Connecting Group Think and Wage Parity
With the recent 30-year anniversary of the space shuttle Challenger disaster, we’ve been doing some additional research on one of the causes of that disaster – something called “group think”. Group think is a phenomenon where a group or team of people think or make decisions in a way that discourages creativity or individual responsibility. In essence, this type of practice is usually preferred so that a group can reach a certain pre-defined target, whether it be a deadline or quite simply, just getting along or being cohesive.
In preparation for International Women’s Day March 8th, we have also been reviewing research related to one of their themes, Pledge for Parity. It’s no secret that there continues to be income disparity between men and women. According to Statistics Canada 2011, full time working women still only receive 74% of wages compared to full time working men. So, we began to wonder, is there a link between group think and the lack of income parity between women and men?
So, why don’t women value themselves the same as men?
According to the Harvard Business Review Why Women Don’t Negotiate Their Job Offers, in repeated studies, it’s a matter of socially acceptable behaviour related to negotiating salary. The “social cost of negotiating for higher pay has been found to be greater for women than it is for men.” Although men can do a poor job of negotiating their pay, most published studies show that the social cost of negotiating for pay is not significant for men, and very significant for women. It seems that women have a negative intuitive ‘gutt’ feeling about negotiating for higher pay – and they’re right! If they self-advocate for higher pay, the research shows that it presents a socially difficult situation for them — more so than for men.

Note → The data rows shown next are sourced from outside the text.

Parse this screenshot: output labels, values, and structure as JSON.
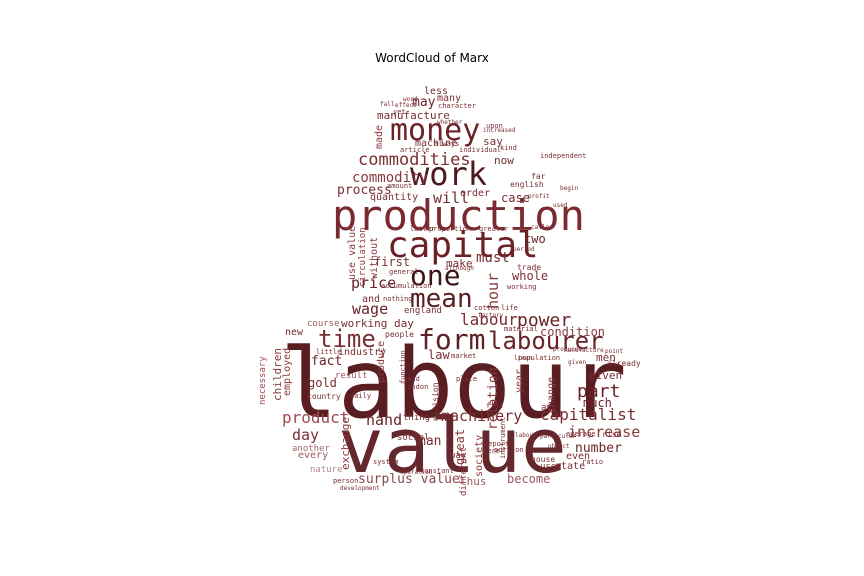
{
  "title": "WordCloud of Marx",
  "words": [
    {
      "text": "labour",
      "fill": "#5a1e22"
    },
    {
      "text": "value",
      "fill": "#64272b"
    },
    {
      "text": "production",
      "fill": "#7a2a30"
    },
    {
      "text": "capital",
      "fill": "#6b2126"
    },
    {
      "text": "money",
      "fill": "#6b2328"
    },
    {
      "text": "work",
      "fill": "#4c1a1d"
    },
    {
      "text": "one",
      "fill": "#3c1416"
    },
    {
      "text": "mean",
      "fill": "#5a2024"
    },
    {
      "text": "form",
      "fill": "#5e2226"
    },
    {
      "text": "labourer",
      "fill": "#6a2429"
    },
    {
      "text": "time",
      "fill": "#7a2e33"
    },
    {
      "text": "commodities",
      "fill": "#7a2e33"
    },
    {
      "text": "commodity",
      "fill": "#8a3a3e"
    },
    {
      "text": "power",
      "fill": "#6b2328"
    },
    {
      "text": "labour",
      "fill": "#7a2e33"
    },
    {
      "text": "capitalist",
      "fill": "#7a2e33"
    },
    {
      "text": "machinery",
      "fill": "#7a2e33"
    },
    {
      "text": "product",
      "fill": "#a04a50"
    },
    {
      "text": "hand",
      "fill": "#6b2328"
    },
    {
      "text": "day",
      "fill": "#7a2e33"
    },
    {
      "text": "increase",
      "fill": "#8a3a3e"
    },
    {
      "text": "part",
      "fill": "#6b2328"
    },
    {
      "text": "price",
      "fill": "#6b2328"
    },
    {
      "text": "wage",
      "fill": "#6b2328"
    },
    {
      "text": "process",
      "fill": "#7a2e33"
    },
    {
      "text": "will",
      "fill": "#7a2e33"
    },
    {
      "text": "must",
      "fill": "#7a2e33"
    },
    {
      "text": "first",
      "fill": "#7a2e33"
    },
    {
      "text": "hour",
      "fill": "#8a3a3e"
    },
    {
      "text": "two",
      "fill": "#6b2328"
    },
    {
      "text": "make",
      "fill": "#7a2e33"
    },
    {
      "text": "whole",
      "fill": "#7a2e33"
    },
    {
      "text": "relation",
      "fill": "#8a3a3e"
    },
    {
      "text": "working day",
      "fill": "#7a2e33"
    },
    {
      "text": "condition",
      "fill": "#8a3a3e"
    },
    {
      "text": "surplus value",
      "fill": "#8a4a4e"
    },
    {
      "text": "become",
      "fill": "#9a5a5e"
    },
    {
      "text": "thus",
      "fill": "#9a5a5e"
    },
    {
      "text": "number",
      "fill": "#6b2328"
    },
    {
      "text": "much",
      "fill": "#6b2328"
    },
    {
      "text": "given",
      "fill": "#7a2e33"
    },
    {
      "text": "men",
      "fill": "#7a2e33"
    },
    {
      "text": "man",
      "fill": "#7a2e33"
    },
    {
      "text": "law",
      "fill": "#7a2e33"
    },
    {
      "text": "fact",
      "fill": "#6b2328"
    },
    {
      "text": "gold",
      "fill": "#7a2e33"
    },
    {
      "text": "every",
      "fill": "#9a5a5e"
    },
    {
      "text": "great",
      "fill": "#8a3a3e"
    },
    {
      "text": "exchange",
      "fill": "#8a3a3e"
    },
    {
      "text": "industry",
      "fill": "#7a2e33"
    },
    {
      "text": "produce",
      "fill": "#8a3a3e"
    },
    {
      "text": "manufacture",
      "fill": "#7a2e33"
    },
    {
      "text": "may",
      "fill": "#6b2328"
    },
    {
      "text": "less",
      "fill": "#7a2e33"
    },
    {
      "text": "many",
      "fill": "#7a2e33"
    },
    {
      "text": "machine",
      "fill": "#7a2e33"
    },
    {
      "text": "say",
      "fill": "#7a2e33"
    },
    {
      "text": "now",
      "fill": "#7a2e33"
    },
    {
      "text": "made",
      "fill": "#8a3a3e"
    },
    {
      "text": "order",
      "fill": "#7a2e33"
    },
    {
      "text": "case",
      "fill": "#7a2e33"
    },
    {
      "text": "quantity",
      "fill": "#7a2e33"
    },
    {
      "text": "use value",
      "fill": "#8a3a3e"
    },
    {
      "text": "circulation",
      "fill": "#8a3a3e"
    },
    {
      "text": "without",
      "fill": "#8a3a3e"
    },
    {
      "text": "england",
      "fill": "#7a2e33"
    },
    {
      "text": "and",
      "fill": "#7a2e33"
    },
    {
      "text": "children",
      "fill": "#8a3a3e"
    },
    {
      "text": "employed",
      "fill": "#8a3a3e"
    },
    {
      "text": "necessary",
      "fill": "#a04a50"
    },
    {
      "text": "new",
      "fill": "#7a2e33"
    },
    {
      "text": "course",
      "fill": "#9a5a5e"
    },
    {
      "text": "result",
      "fill": "#9a5a5e"
    },
    {
      "text": "another",
      "fill": "#a06a6e"
    },
    {
      "text": "nature",
      "fill": "#b08a8e"
    },
    {
      "text": "state",
      "fill": "#7a2e33"
    },
    {
      "text": "even",
      "fill": "#7a2e33"
    },
    {
      "text": "use",
      "fill": "#7a2e33"
    },
    {
      "text": "act",
      "fill": "#7a2e33"
    },
    {
      "text": "change",
      "fill": "#8a3a3e"
    },
    {
      "text": "year",
      "fill": "#8a3a3e"
    },
    {
      "text": "society",
      "fill": "#8a3a3e"
    },
    {
      "text": "different",
      "fill": "#8a3a3e"
    },
    {
      "text": "social",
      "fill": "#7a2e33"
    },
    {
      "text": "thing",
      "fill": "#7a2e33"
    },
    {
      "text": "way",
      "fill": "#7a2e33"
    },
    {
      "text": "people",
      "fill": "#7a2e33"
    },
    {
      "text": "english",
      "fill": "#7a2e33"
    },
    {
      "text": "far",
      "fill": "#7a2e33"
    },
    {
      "text": "trade",
      "fill": "#7a2e33"
    },
    {
      "text": "already",
      "fill": "#7a2e33"
    },
    {
      "text": "rise",
      "fill": "#7a2e33"
    },
    {
      "text": "house",
      "fill": "#7a2e33"
    },
    {
      "text": "division",
      "fill": "#7a2e33"
    },
    {
      "text": "country",
      "fill": "#7a2e33"
    },
    {
      "text": "upon",
      "fill": "#7a2e33"
    },
    {
      "text": "article",
      "fill": "#7a2e33"
    },
    {
      "text": "individual",
      "fill": "#7a2e33"
    },
    {
      "text": "character",
      "fill": "#7a2e33"
    },
    {
      "text": "general",
      "fill": "#7a2e33"
    },
    {
      "text": "accumulation",
      "fill": "#7a2e33"
    },
    {
      "text": "nothing",
      "fill": "#7a2e33"
    },
    {
      "text": "proportion",
      "fill": "#7a2e33"
    },
    {
      "text": "latter",
      "fill": "#7a2e33"
    },
    {
      "text": "greater",
      "fill": "#7a2e33"
    },
    {
      "text": "cotton",
      "fill": "#7a2e33"
    },
    {
      "text": "life",
      "fill": "#7a2e33"
    },
    {
      "text": "material",
      "fill": "#7a2e33"
    },
    {
      "text": "instrument",
      "fill": "#7a2e33"
    },
    {
      "text": "place",
      "fill": "#7a2e33"
    },
    {
      "text": "find",
      "fill": "#7a2e33"
    },
    {
      "text": "market",
      "fill": "#7a2e33"
    },
    {
      "text": "mere",
      "fill": "#7a2e33"
    },
    {
      "text": "report",
      "fill": "#7a2e33"
    },
    {
      "text": "system",
      "fill": "#7a2e33"
    },
    {
      "text": "person",
      "fill": "#7a2e33"
    },
    {
      "text": "amount",
      "fill": "#7a2e33"
    },
    {
      "text": "always",
      "fill": "#7a2e33"
    },
    {
      "text": "yet",
      "fill": "#7a2e33"
    },
    {
      "text": "working",
      "fill": "#7a2e33"
    },
    {
      "text": "independent",
      "fill": "#7a2e33"
    },
    {
      "text": "land",
      "fill": "#7a2e33"
    },
    {
      "text": "london",
      "fill": "#7a2e33"
    },
    {
      "text": "daily",
      "fill": "#7a2e33"
    },
    {
      "text": "little",
      "fill": "#7a2e33"
    },
    {
      "text": "constant",
      "fill": "#7a2e33"
    },
    {
      "text": "function",
      "fill": "#7a2e33"
    },
    {
      "text": "population",
      "fill": "#7a2e33"
    },
    {
      "text": "portion",
      "fill": "#7a2e33"
    },
    {
      "text": "kind",
      "fill": "#7a2e33"
    },
    {
      "text": "average",
      "fill": "#7a2e33"
    },
    {
      "text": "ratio",
      "fill": "#7a2e33"
    },
    {
      "text": "effect",
      "fill": "#7a2e33"
    },
    {
      "text": "fall",
      "fill": "#7a2e33"
    },
    {
      "text": "linen",
      "fill": "#7a2e33"
    },
    {
      "text": "produced",
      "fill": "#7a2e33"
    },
    {
      "text": "point",
      "fill": "#7a2e33"
    },
    {
      "text": "called",
      "fill": "#7a2e33"
    },
    {
      "text": "profit",
      "fill": "#7a2e33"
    },
    {
      "text": "period",
      "fill": "#7a2e33"
    },
    {
      "text": "increased",
      "fill": "#7a2e33"
    },
    {
      "text": "whether",
      "fill": "#7a2e33"
    },
    {
      "text": "although",
      "fill": "#7a2e33"
    },
    {
      "text": "factory",
      "fill": "#7a2e33"
    },
    {
      "text": "operation",
      "fill": "#7a2e33"
    },
    {
      "text": "development",
      "fill": "#7a2e33"
    },
    {
      "text": "begin",
      "fill": "#7a2e33"
    },
    {
      "text": "used",
      "fill": "#7a2e33"
    },
    {
      "text": "given",
      "fill": "#7a2e33"
    },
    {
      "text": "manufacture",
      "fill": "#7a2e33"
    },
    {
      "text": "particular",
      "fill": "#7a2e33"
    },
    {
      "text": "word",
      "fill": "#7a2e33"
    },
    {
      "text": "object",
      "fill": "#7a2e33"
    },
    {
      "text": "labour",
      "fill": "#7a2e33"
    }
  ]
}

Why do we still see women paying a higher social cost for negotiating then men?
That’s where group think principals come in. The symptoms of group think can be summarized by three traits: flawed logic (“it’s always been this way”, “it’s just the way it is”), silencing of any opposition (“she’s seems too aggressive”, “there’s something about her I don’t like”) and external pressure (“if we pay her too much, then I may not get my increase”). All three of these are at play in wage parity challenges. No one challenges the parity issue because it’s always been this way, and even if women want to negotiate they stay quiet because the social cost to her is unacceptable. Underlying this is the constant pressure to compete for salaries, jobs and promotions.
What can be done?
Start by becoming more aware of how we stereotype and how it impacts our choices and actions. Make it safe for women to negotiate or seek out support from others who can offer you a neutral view or challenge your thinking. It’s difficult to change stereotypes that have been programmed in us since early childhood, but we can be aware of them and make continuous choice to change our behaviour.